South Africa, while a land of breathtaking landscapes and rich cultural diversity, also holds a stark reality – a high crime rate that should not be underestimated. It is crucial for travelers to remain vigilant at all times. Violent crimes, including armed robberies, carjackings, and assaults, occur frequently, often taking place in broad daylight and in areas that tourists might consider safe. These attacks are often brutal and violent. Public transportation, particularly at night, can be risky, and petty theft, pickpocketing, and scams are prevalent in crowded tourist areas. We urge you to take safety precautions seriously, stay informed about local safety advisories, and exercise extreme caution, especially after dark. Your personal safety should be a top priority while visiting South Africa.

  • While South Africa has a comprehensive transportation system, it is essential to remain vigilant and take safety precautions. Avoid traveling alone at night, keep valuables secure, and use reputable transportation services to minimize any risks.
  • Always be mindful of your belongings. Keep your valuables, including passports, wallets, and electronic devices, secure and within sight. Use a money belt or a concealed pouch for important documents.

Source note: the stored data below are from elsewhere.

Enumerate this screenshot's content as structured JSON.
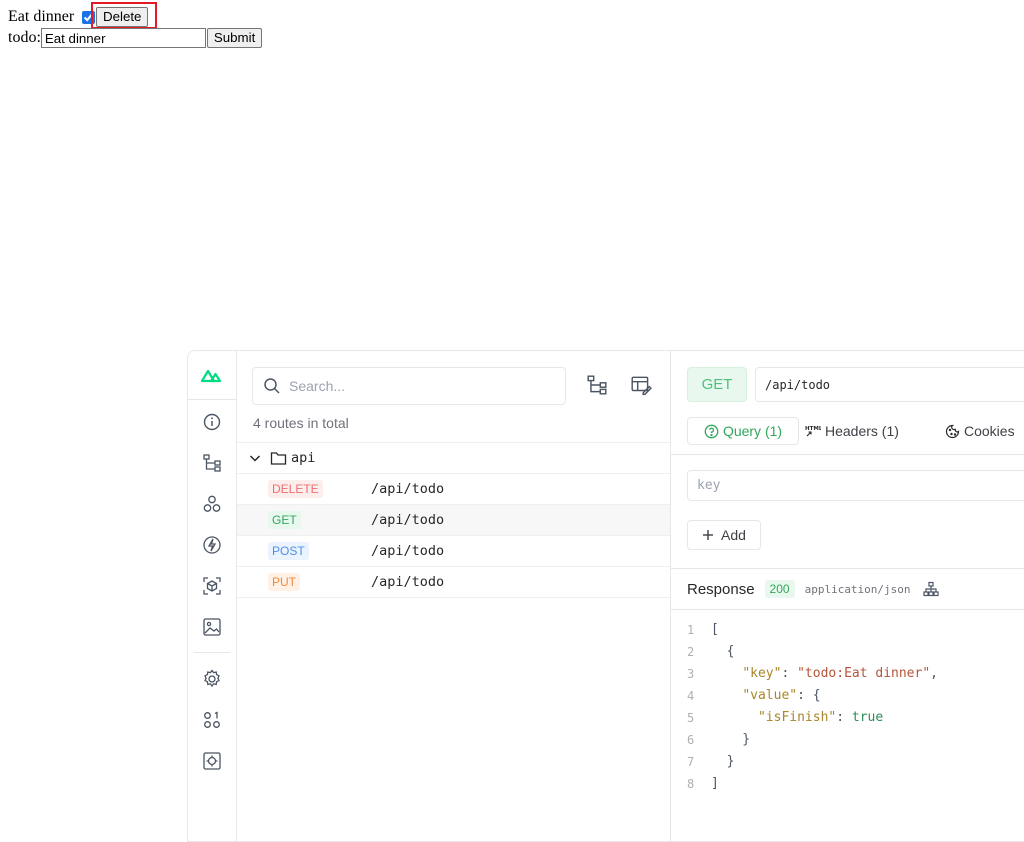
{
  "todo_page": {
    "item_text": "Eat dinner",
    "item_checked": true,
    "delete_label": "Delete",
    "form_label": "todo:",
    "input_value": "Eat dinner",
    "submit_label": "Submit"
  },
  "panel": {
    "search": {
      "placeholder": "Search..."
    },
    "routes_count": "4 routes in total",
    "folder": "api",
    "routes": [
      {
        "method": "DELETE",
        "path": "/api/todo"
      },
      {
        "method": "GET",
        "path": "/api/todo"
      },
      {
        "method": "POST",
        "path": "/api/todo"
      },
      {
        "method": "PUT",
        "path": "/api/todo"
      }
    ],
    "detail": {
      "method": "GET",
      "url": "/api/todo",
      "tabs": [
        "Query (1)",
        "Headers (1)",
        "Cookies"
      ],
      "key_placeholder": "key",
      "add_label": "Add",
      "response_label": "Response",
      "status": "200",
      "content_type": "application/json",
      "code_lines": [
        {
          "n": "1",
          "text": "["
        },
        {
          "n": "2",
          "text": "  {"
        },
        {
          "n": "3",
          "key": "\"key\"",
          "sep": ": ",
          "val": "\"todo:Eat dinner\"",
          "tail": ","
        },
        {
          "n": "4",
          "key": "\"value\"",
          "sep": ": ",
          "tail": "{"
        },
        {
          "n": "5",
          "key": "\"isFinish\"",
          "sep": ": ",
          "bool": "true"
        },
        {
          "n": "6",
          "text": "    }"
        },
        {
          "n": "7",
          "text": "  }"
        },
        {
          "n": "8",
          "text": "]"
        }
      ]
    }
  },
  "colors": {
    "accent_green": "#31a75c",
    "highlight_red": "#e01b24"
  }
}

  • Be aware of your surroundings, especially in crowded areas. Avoid displaying expensive jewellery or carrying large amounts of cash. Keep a close eye on your belongings in public places and be cautious of pickpockets.
  • If traveling alone, inform someone about your whereabouts and plans. Avoid walking alone at night, especially in unfamiliar areas.
  • Trust your instincts and be cautious in unfamiliar or potentially risky situations. If something feels unsafe or uncomfortable, remove yourself from the situation and seek assistance if necessary.
  • Take necessary health precautions such as drinking bottled or treated water and practicing good hygiene. Use insect repellent to protect against mosquito bites, especially in areas where malaria is a concern.
  • Save important contact numbers, including local authorities, your embassy or consulate, and your accommodation’s emergency contact information. Share your itinerary with someone you trust and keep them informed of any changes.

    The following are some important emergency contacts:
  1. Police (SAPS – South African Police Service): dial 10111 for crime-related emergencies.
  2. Ambulance/Emergency Medical Services (EMS): Dial 10177 for emergency medical assistance or an ambulance.
  3. Fire and Rescue Services: Dial 10177 in case of a fire or rescue emergency
  4. National Anti-Corruption Hotline: Dial 0800 701 701 to report corruption or any related misconduct.